Things you should take note of
As soon as you can after a loss or event, it is important that you note as much information as possible about what’s happened so that you can pass these details on to your insurer.
Obviously, the relevant details here will vary depending on what type of insurance policy you have, but in general, these are some things you should try to take note of/do as soon as possible:
- The time and date of the event
- The specific location
- A description of what happened
- Details of anything you have done to minimise the loss
- An estimate of the loss
- Eyewitness accounts and contact details of any eyewitnesses
- Photos — take photos of anything you think might be relevant, but particularly any damage
Read your PDS
If you’re unsure about how the claims process works or what you need to do, locate your insurance PDS. Insurers will always detail how to go about making a claim in this document. The PDS will also note any excesses you need to pay and how long you can expect to wait before your claim is processed. If you use a broker, give them a call.
Tell the truth
While it might be easier to gloss over some of the detail or leave pieces of information out of your claim, this is never a good idea. Leaving things out tends to come back to bite you where insurance claims are concerned. Even if you are concerned that your claim will be denied, you must still tell the truth and include any details that are relevant for the insurer to know.
Some pre-claim tips
The claims process will typically be a lot swifter and smoother for you if you have done the following prior to entering into an insurance contract or throughout the duration of your insurance contract:
- Read the PDS — we know we mentioned this above, but you should take note of what’s covered and what’s excluded in any potential policy to ensure you don’t go through the claims process only to find what you’re claiming for isn’t actually covered.

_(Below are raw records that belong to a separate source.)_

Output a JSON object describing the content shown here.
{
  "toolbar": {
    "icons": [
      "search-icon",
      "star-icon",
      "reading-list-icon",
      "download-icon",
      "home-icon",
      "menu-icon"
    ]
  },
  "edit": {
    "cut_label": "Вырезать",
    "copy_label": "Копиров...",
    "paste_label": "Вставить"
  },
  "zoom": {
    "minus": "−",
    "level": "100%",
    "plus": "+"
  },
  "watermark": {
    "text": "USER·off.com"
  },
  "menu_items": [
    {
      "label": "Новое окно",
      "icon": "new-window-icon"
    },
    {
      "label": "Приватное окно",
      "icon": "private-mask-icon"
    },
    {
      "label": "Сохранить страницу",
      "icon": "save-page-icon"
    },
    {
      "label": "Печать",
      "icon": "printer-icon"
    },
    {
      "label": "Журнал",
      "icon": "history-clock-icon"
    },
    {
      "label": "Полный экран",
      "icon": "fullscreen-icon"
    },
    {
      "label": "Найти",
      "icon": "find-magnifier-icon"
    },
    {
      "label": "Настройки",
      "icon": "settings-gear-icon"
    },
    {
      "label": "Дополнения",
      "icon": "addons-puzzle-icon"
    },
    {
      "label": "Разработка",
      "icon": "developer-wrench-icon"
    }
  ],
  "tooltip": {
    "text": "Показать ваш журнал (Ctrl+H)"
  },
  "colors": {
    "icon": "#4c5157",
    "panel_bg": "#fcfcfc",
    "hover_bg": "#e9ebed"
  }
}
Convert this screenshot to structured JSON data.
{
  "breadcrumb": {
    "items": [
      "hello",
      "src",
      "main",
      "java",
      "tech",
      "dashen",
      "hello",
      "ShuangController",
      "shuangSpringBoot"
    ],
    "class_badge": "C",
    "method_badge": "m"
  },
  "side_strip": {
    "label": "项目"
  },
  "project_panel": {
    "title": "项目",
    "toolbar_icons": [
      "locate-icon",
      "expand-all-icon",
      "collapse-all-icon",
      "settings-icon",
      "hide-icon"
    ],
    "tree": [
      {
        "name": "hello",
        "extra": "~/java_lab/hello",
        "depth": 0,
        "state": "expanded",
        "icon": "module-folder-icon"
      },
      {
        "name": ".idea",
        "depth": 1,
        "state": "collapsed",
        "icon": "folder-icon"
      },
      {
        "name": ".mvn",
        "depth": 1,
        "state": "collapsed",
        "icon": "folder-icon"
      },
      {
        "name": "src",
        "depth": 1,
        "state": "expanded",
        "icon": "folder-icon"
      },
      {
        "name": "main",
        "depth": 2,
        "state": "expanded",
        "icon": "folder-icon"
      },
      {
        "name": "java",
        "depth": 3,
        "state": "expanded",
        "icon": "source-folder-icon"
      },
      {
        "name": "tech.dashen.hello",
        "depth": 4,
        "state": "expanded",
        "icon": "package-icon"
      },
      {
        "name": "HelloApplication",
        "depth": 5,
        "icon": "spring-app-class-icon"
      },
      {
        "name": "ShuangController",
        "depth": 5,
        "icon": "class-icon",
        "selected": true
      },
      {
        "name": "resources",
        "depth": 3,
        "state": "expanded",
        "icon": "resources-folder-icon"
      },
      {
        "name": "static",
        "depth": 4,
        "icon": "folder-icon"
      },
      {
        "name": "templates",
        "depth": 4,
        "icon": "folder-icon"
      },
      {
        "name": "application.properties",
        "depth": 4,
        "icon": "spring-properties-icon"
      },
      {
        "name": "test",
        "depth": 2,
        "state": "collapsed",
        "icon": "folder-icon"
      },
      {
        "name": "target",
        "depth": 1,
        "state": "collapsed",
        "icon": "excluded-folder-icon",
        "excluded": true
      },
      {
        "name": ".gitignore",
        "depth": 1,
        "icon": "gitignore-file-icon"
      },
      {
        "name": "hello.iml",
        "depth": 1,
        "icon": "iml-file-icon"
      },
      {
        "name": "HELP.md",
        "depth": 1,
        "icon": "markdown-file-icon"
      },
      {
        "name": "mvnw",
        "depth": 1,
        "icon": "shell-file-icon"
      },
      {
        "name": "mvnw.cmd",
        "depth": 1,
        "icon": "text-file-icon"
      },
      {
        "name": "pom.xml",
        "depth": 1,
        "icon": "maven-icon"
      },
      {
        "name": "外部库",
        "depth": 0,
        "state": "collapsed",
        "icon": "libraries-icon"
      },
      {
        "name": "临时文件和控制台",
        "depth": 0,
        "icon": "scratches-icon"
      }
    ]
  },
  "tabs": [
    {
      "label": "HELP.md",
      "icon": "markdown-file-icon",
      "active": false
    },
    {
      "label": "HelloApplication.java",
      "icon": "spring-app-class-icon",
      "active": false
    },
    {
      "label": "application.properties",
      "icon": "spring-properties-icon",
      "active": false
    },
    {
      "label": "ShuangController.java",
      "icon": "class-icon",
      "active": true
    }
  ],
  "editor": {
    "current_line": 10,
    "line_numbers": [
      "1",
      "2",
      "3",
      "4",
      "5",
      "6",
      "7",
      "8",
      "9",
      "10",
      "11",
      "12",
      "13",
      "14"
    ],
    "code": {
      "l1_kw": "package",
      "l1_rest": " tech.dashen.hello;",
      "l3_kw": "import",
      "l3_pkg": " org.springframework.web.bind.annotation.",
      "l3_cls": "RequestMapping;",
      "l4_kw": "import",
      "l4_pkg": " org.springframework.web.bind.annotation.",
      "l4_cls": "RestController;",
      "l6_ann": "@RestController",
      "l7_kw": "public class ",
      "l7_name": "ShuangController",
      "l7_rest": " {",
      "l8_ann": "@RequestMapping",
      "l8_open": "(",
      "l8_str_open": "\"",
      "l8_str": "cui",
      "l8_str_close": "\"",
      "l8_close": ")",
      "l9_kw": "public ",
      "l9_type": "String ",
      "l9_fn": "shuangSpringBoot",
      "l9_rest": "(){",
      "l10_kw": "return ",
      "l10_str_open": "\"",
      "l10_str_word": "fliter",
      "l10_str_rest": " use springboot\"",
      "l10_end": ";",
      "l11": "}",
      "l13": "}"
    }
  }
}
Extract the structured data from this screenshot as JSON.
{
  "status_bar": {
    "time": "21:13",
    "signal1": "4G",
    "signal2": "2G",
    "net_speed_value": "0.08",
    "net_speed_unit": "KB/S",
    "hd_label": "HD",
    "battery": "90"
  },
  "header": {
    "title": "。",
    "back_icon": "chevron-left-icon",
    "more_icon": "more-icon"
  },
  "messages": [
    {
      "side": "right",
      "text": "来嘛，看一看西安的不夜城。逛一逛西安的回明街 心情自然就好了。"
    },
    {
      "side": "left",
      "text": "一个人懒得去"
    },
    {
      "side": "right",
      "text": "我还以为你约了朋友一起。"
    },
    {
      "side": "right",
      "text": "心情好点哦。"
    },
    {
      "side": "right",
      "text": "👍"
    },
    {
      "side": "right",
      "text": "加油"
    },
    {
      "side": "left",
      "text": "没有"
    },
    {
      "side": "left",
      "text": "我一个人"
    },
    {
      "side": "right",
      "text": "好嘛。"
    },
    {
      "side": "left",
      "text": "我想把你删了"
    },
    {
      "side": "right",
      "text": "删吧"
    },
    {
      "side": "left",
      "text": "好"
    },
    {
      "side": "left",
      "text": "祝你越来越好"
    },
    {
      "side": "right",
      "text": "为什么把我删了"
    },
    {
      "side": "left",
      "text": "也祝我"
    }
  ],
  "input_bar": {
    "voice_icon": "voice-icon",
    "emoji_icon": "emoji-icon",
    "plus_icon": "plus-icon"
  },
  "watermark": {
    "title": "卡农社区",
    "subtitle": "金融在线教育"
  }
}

- Pay your premium — it might seem like a no-brainer, but if you don’t pay your premium, your claim will be denied.
- Review your policy each year at renewal to make sure you’re still covered for everything you need to be covered for.
- Update your insurer or broker if any of your business’s details change.
- Take photos of your assets.
- Make sure there is a system in place, such as saving to an external cloud, whereby you can access computer logs.
- Keep copies of all receipts and invoices — you never know when your insurer will need you to produce them.